Uncategorized | November 08, 2005
Language Death and Literature
“Language death is a global phenomenon – and has been for millennia – but a global conscience to actually care and do something about it is regrettably recent.” In his book Language Death, linguist David Crystal explores this phenomenon, troubling from the first realization that currently four percent of languages account for 96 percent of people and 25 percent have fewer than 1000 speakers. Language death is not only a concern of spoken language, but also for written literature. For example, only twenty-seven years ago, “Yiddish literature was at a dead end: Israelis had abandoned Yiddish altogether, the new generations of Diaspora Jewry has switched to the local languages and the ultra-Orthodox Jews, the only ones still using Yiddish in their daily lives, shunned secular Yiddish literature.” However, there is hope.
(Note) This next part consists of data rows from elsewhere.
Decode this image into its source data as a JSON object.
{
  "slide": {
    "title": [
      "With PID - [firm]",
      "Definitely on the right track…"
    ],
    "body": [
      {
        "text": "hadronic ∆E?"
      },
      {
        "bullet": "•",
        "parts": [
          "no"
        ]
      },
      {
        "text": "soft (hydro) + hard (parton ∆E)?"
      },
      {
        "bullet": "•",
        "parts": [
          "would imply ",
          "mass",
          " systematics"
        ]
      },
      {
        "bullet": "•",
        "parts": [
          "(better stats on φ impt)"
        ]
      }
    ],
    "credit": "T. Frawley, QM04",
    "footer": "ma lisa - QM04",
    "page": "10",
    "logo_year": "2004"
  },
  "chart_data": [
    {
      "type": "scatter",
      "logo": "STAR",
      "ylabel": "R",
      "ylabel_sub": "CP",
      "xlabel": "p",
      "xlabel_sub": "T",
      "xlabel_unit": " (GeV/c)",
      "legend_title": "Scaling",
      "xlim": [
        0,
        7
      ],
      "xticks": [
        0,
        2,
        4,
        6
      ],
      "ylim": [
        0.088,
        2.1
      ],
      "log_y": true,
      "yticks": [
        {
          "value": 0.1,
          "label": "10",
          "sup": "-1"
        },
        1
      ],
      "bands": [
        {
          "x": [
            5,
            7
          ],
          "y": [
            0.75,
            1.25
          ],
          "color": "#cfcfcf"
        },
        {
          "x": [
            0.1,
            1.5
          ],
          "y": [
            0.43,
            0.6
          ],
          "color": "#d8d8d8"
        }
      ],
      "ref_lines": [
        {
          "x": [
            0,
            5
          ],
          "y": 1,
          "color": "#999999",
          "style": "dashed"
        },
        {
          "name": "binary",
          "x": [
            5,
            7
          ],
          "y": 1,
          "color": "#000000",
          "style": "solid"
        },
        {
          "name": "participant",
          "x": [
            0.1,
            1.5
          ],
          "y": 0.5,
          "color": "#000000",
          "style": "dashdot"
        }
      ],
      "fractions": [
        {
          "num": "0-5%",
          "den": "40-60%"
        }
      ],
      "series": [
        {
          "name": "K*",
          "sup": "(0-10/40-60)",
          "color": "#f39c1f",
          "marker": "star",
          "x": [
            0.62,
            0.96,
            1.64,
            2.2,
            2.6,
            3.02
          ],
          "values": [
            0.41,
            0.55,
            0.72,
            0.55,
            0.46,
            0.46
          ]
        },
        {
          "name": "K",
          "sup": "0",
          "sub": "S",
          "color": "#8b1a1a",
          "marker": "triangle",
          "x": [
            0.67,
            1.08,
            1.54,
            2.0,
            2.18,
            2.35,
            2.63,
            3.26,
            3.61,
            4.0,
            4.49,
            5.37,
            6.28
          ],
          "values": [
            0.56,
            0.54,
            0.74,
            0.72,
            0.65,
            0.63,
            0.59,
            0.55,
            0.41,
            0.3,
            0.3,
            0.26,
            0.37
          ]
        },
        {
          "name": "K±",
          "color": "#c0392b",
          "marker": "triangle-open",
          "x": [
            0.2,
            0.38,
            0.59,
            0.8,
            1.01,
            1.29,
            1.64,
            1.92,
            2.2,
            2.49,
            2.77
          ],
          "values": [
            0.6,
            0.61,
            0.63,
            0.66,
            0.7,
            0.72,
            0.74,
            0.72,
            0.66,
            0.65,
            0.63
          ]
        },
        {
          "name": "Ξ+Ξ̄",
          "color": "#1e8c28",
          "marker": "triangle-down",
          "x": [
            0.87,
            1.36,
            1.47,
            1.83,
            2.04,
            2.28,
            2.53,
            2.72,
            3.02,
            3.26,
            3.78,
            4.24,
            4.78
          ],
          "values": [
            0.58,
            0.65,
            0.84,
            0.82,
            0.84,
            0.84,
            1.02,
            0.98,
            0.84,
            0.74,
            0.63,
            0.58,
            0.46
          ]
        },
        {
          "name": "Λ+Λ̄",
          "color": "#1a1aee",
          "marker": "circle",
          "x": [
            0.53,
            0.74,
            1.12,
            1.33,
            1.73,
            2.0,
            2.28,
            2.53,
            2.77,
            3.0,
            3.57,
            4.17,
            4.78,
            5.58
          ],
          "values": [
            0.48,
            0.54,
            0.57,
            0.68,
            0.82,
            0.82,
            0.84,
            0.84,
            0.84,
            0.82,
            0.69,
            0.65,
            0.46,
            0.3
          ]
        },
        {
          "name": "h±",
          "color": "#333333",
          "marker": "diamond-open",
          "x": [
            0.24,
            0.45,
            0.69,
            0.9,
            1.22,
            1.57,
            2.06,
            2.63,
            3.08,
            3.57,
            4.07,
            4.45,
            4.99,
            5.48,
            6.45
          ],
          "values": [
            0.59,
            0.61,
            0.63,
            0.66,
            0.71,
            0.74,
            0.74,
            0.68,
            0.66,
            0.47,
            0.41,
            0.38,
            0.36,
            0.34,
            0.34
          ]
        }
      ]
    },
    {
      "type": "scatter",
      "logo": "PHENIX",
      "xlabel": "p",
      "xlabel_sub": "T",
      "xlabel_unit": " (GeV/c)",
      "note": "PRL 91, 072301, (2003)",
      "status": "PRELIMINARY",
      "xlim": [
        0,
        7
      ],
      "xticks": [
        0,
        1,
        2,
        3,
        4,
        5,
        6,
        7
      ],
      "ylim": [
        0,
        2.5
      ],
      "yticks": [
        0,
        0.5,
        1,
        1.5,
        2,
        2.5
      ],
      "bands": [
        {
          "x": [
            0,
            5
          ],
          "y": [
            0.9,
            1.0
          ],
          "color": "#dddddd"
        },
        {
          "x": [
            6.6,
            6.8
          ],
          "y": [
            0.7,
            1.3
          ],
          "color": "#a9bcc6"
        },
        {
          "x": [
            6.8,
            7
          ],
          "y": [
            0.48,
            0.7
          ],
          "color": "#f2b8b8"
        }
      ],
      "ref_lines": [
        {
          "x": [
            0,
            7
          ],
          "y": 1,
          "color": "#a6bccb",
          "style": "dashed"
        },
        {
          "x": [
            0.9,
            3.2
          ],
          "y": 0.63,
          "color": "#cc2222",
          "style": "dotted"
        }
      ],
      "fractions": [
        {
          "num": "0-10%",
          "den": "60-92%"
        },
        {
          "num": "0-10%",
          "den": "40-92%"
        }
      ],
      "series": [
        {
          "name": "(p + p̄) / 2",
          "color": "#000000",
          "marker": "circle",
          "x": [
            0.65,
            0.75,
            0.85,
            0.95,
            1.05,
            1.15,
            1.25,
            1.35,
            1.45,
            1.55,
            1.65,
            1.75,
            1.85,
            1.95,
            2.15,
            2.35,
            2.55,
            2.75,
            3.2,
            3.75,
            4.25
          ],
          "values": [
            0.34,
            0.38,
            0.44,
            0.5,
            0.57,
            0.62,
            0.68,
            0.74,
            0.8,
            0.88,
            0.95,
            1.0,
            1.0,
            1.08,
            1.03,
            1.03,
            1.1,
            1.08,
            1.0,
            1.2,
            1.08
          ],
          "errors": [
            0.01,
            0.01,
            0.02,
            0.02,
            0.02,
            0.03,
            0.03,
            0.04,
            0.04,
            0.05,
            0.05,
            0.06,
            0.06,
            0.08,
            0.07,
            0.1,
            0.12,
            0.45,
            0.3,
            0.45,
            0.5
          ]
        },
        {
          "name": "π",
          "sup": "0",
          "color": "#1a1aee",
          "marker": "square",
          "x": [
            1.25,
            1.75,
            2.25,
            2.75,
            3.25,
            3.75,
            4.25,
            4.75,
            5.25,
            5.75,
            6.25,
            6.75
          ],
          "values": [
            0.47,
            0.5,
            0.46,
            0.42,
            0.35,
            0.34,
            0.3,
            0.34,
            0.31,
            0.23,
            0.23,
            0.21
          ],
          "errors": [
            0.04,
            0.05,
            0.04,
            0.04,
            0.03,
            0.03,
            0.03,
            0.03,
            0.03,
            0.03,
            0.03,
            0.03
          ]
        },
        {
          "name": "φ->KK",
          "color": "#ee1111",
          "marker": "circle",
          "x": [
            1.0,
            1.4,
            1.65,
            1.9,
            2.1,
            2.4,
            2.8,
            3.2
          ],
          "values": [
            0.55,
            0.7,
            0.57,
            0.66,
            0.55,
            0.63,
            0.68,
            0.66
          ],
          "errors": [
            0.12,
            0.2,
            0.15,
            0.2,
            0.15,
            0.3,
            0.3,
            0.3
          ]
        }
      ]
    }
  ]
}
In 2003, “Cornell engineers came up with a mathematical model that, for the first time, quantified “language death” and offered strategies for those who want to preserve an endangered language.” And as for Yiddish literature, the “story has a happy ending: Hampshire College is the home of a large book center, which now houses 1.5 million books in Yiddish and has 32,000 members.” The unlikely creation of this center is recounted in “Outwitting History: The Amazing Adventures of a Man Who Rescued a Million Yiddish Books, which traces “Aaron Lansky’s travels as he and a team of volunteers crisscrossed America, retrieving Yiddish books from dusty attics, crumbling basements, and dumpsters. And it is a collective love song to brilliant Yiddish writers — from Mendele to Sholem Aleichem to I.B. Singer — and their lasting cultural relevance.”